The boom in West End office take-up: a look behind the figures

Bond Street, London W1

It’s a head scratcher: despite cautious market sentiment, office take-up in London’s West End in September 2017 reached 871,693 sq ft, bringing total take-up in the third quarter to 1.64 million sq ft. This is the highest quarterly total ever recorded in the West End.

Along with Aegis pre-letting the entirety of British Land’s 1 Triton Square, The Boston Consulting Group (BCG) pre-let 123,500 sq ft at 80 Charlotte Street and Spotify acquired 104,133 sq ft at The Adelphi in what perhaps is an alignment of the stars, both having had requirements in the market for over a year. Nonetheless, it's a stellar quarter of leasing activity that has brought total take-up for the year to date to 4.01 million sq ft, surpassing 2016’s total annual take-up (3.97 million sq ft), and places the West End in good stead to exceed 2015’s record of 4.3 million sq ft. This feels wrong...

How?

Tech and media occupiers remain the busiest. Whether this is driven by building obsolescence and a desire for better offices or an end to pent-up referendum inertia, the over-riding point remains: London is Europe's creative hub and a modern yet characterful building in an amenity-rich location can be a key weapon in the war for talent.

The Rub:

So far in 2017, serviced office providers have accounted for a fifth of West End take-up, compared with just six per cent in the previous five years. While every year has a ‘whale’ affecting take-up (Apple/Facebook), some do not regard serviced office operator activity as true take-up because the space remains available to tenants just in a different, more flexible way. Whichever view you take, the rate of growth – both from those that are new to the market and those already established – shows no sign of abating.

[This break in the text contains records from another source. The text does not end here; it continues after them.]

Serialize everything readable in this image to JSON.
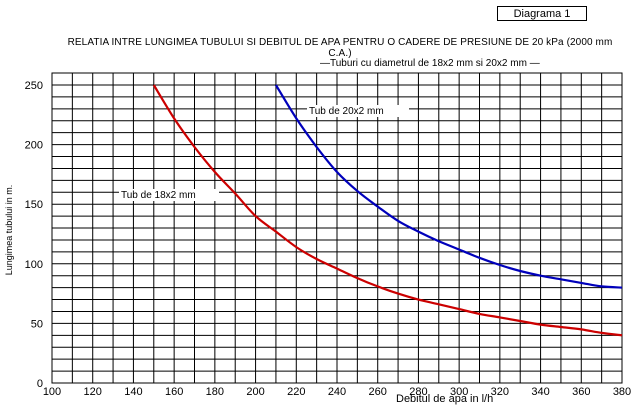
{
  "badge": "Diagrama 1",
  "chart_data": {
    "type": "line",
    "title": "RELATIA INTRE LUNGIMEA TUBULUI SI DEBITUL DE APA PENTRU O CADERE DE PRESIUNE DE  20 kPa (2000 mm C.A.)",
    "subtitle": "—Tuburi cu diametrul de 18x2 mm si 20x2 mm —",
    "xlabel": "Debitul de apa in l/h",
    "ylabel": "Lungimea tubului in m.",
    "xlim": [
      100,
      380
    ],
    "ylim": [
      0,
      250
    ],
    "x_ticks": [
      100,
      120,
      140,
      160,
      180,
      200,
      220,
      240,
      260,
      280,
      300,
      320,
      340,
      360,
      380
    ],
    "y_ticks": [
      0,
      50,
      100,
      150,
      200,
      250
    ],
    "grid": true,
    "series": [
      {
        "name": "Tub de 18x2 mm",
        "color": "#cc0000",
        "x": [
          150,
          160,
          170,
          180,
          190,
          200,
          210,
          220,
          230,
          240,
          250,
          260,
          270,
          280,
          290,
          300,
          310,
          320,
          330,
          340,
          350,
          360,
          370,
          380
        ],
        "y": [
          250,
          222,
          198,
          177,
          159,
          140,
          127,
          114,
          104,
          96,
          88,
          81,
          75,
          70,
          66,
          62,
          58,
          55,
          52,
          49,
          47,
          45,
          42,
          40
        ]
      },
      {
        "name": "Tub de 20x2 mm",
        "color": "#0000bb",
        "x": [
          210,
          220,
          230,
          240,
          250,
          260,
          270,
          280,
          290,
          300,
          310,
          320,
          330,
          340,
          350,
          360,
          370,
          380
        ],
        "y": [
          250,
          222,
          198,
          177,
          161,
          148,
          136,
          127,
          119,
          112,
          105,
          99,
          94,
          90,
          87,
          84,
          81,
          80
        ]
      }
    ]
  }
}
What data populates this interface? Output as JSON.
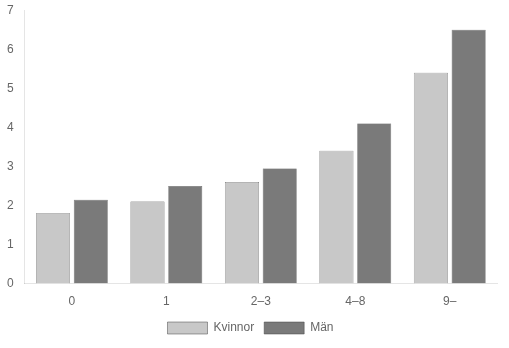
{
  "chart_data": {
    "type": "bar",
    "categories": [
      "0",
      "1",
      "2–3",
      "4–8",
      "9–"
    ],
    "series": [
      {
        "name": "Kvinnor",
        "color": "#c8c8c8",
        "values": [
          1.8,
          2.1,
          2.6,
          3.4,
          5.4
        ]
      },
      {
        "name": "Män",
        "color": "#7a7a7a",
        "values": [
          2.15,
          2.5,
          2.95,
          4.1,
          6.5
        ]
      }
    ],
    "ylim": [
      0,
      7
    ],
    "yticks": [
      0,
      1,
      2,
      3,
      4,
      5,
      6,
      7
    ],
    "grid": false,
    "legend": "bottom"
  }
}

Evidently, the office market is being disrupted and it is being driven by hassle or the removal thereof. Like Uber, Deliveroo and Amazon, all variants of serviced office space mitigate hassle: capital expenditure, refurbishment, phone line installation and, increasingly, the looming impact of IFRS 16 – new international accounting standards requiring all parties to show leases on their balance sheets.

Time will tell whether there is enough demand to fill all these new centres, but it is too structural to be dismissed as a trend (as some have) and feels more like an overhyped maturing of what was a fragmented sector, similar to the residential private rented sector. There has always been a rental market but ‘amateur’ providers are being replaced by professional operators.

Of course, serviced space is not for everyone and most occupiers continue to prefer their own front door, but the lessons learnt from the last 12 months must be grasped by landlords because tenants = income and traditional ‘Category A’ delivery is becoming, or perhaps even is already, a thing of the past. Landlords have their work cut out to close the gap and improve their relevance to an increasingly demanding consumer base which, in turn, provides the opportunity for advisors to outshine brokers going forward.

Ignoring the granular detail, together, the growth of tech and media and serviced office operators in the West End complements the ongoing desire from professional and more traditional businesses that have long chosen to reside in London’s West End. It’s this dynamic mix of occupiers, combined with world class retail, culture, public spaces and heritage that makes the West End office market robust in the face of any uncertainty around wider geo-political events.